Ксения резко захлопнула книгу:
— Не ваше дело!
Однако в ее глазах мелькнуло что-то странное — почти… сочувствие? Ровно в полночь Епифания разбудил Ефим.
— Хозяин зовет.
Фиолетовая гостиная была освещена теперь электрическими лампами. Лопухин сидел в центре, обставленный медицинскими приборами.
— Подойди ближе, — проскрипел механический голос.

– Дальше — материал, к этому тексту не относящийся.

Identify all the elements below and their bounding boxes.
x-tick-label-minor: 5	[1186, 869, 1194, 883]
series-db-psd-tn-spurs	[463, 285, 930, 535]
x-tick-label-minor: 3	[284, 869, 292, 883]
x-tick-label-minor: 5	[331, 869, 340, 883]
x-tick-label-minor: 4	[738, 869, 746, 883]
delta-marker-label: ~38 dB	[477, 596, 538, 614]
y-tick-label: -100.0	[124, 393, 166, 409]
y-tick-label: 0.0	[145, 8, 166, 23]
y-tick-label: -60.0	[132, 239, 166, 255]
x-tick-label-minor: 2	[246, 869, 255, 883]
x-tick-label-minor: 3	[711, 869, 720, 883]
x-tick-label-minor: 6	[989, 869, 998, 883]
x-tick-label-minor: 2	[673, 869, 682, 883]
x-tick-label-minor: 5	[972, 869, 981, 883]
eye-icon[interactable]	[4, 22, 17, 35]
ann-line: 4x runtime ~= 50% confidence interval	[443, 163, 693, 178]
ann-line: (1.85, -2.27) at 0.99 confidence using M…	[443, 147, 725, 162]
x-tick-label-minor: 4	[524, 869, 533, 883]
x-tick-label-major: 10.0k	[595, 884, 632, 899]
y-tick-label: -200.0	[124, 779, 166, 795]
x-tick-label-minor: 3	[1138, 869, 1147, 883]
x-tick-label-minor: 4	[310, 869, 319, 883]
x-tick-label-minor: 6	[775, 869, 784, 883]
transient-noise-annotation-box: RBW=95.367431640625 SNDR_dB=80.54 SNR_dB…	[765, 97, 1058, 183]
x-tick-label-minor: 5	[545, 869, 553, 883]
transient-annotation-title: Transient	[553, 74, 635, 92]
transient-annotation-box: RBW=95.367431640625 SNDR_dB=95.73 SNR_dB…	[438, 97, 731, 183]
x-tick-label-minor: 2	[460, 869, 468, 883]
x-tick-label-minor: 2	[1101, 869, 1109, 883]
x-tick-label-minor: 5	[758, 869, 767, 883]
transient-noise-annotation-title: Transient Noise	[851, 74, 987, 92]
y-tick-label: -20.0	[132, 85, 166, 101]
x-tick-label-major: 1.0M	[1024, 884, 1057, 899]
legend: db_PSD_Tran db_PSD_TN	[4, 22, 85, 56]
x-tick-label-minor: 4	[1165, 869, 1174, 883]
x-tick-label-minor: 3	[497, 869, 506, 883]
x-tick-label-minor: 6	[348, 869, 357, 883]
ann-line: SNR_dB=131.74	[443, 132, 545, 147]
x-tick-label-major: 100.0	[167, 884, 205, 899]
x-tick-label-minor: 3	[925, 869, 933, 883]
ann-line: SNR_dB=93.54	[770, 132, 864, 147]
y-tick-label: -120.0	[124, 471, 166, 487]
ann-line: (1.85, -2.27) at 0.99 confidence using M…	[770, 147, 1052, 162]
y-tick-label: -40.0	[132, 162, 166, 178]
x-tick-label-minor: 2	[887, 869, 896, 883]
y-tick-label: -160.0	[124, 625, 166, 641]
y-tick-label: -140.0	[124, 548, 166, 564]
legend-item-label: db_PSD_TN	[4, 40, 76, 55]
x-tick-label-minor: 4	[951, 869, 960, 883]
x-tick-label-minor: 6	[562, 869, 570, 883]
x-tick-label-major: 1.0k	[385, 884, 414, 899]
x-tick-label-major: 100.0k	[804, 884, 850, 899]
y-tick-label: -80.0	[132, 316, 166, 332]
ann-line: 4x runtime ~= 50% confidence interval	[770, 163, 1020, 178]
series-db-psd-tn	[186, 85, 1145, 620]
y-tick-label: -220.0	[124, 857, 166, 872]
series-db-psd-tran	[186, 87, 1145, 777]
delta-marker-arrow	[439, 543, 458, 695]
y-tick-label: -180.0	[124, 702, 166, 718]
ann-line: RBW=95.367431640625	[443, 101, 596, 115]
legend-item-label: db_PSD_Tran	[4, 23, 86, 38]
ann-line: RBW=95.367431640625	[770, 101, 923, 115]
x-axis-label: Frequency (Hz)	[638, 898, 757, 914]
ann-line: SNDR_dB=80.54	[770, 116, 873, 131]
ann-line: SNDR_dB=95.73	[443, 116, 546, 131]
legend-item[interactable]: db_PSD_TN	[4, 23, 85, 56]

Старик протянул ему фотографию:
— Узнаешь?
Епифаний едва сдержал возглас. На снимке — он сам в роскошном костюме, обнимающий Ксению.
— Это…
— Фотомонтаж, — усмехнулся Лопухин. — Новейшая технология. Так мы создадим твою биографию.
Он нажал кнопку на подлокотнике. Из тени вышел человек в белом халате.
— Доктор внесет небольшие коррективы в твою внешность. Для полного сходства.
Раскольников очнулся в поту. Лицо горело, будто его опалили огнем. В зеркале отразился незнакомец — с чуть более высокими скулами, идеально ровным носом…
— Родинку добавим позже, — раздался голос доктора.
Ксения молча подавала ему инструменты. Ее пальцы дрожали.
— Зачем вам все это? — хрипло спросил Епифаний. — Вы же были друзьями!
Лопухин внезапно оживился. Его настоящий голос, хриплый и сломанный, прорвался наружу:
— Он отнял у меня ВСЕ! Карьеру! Семью! Даже…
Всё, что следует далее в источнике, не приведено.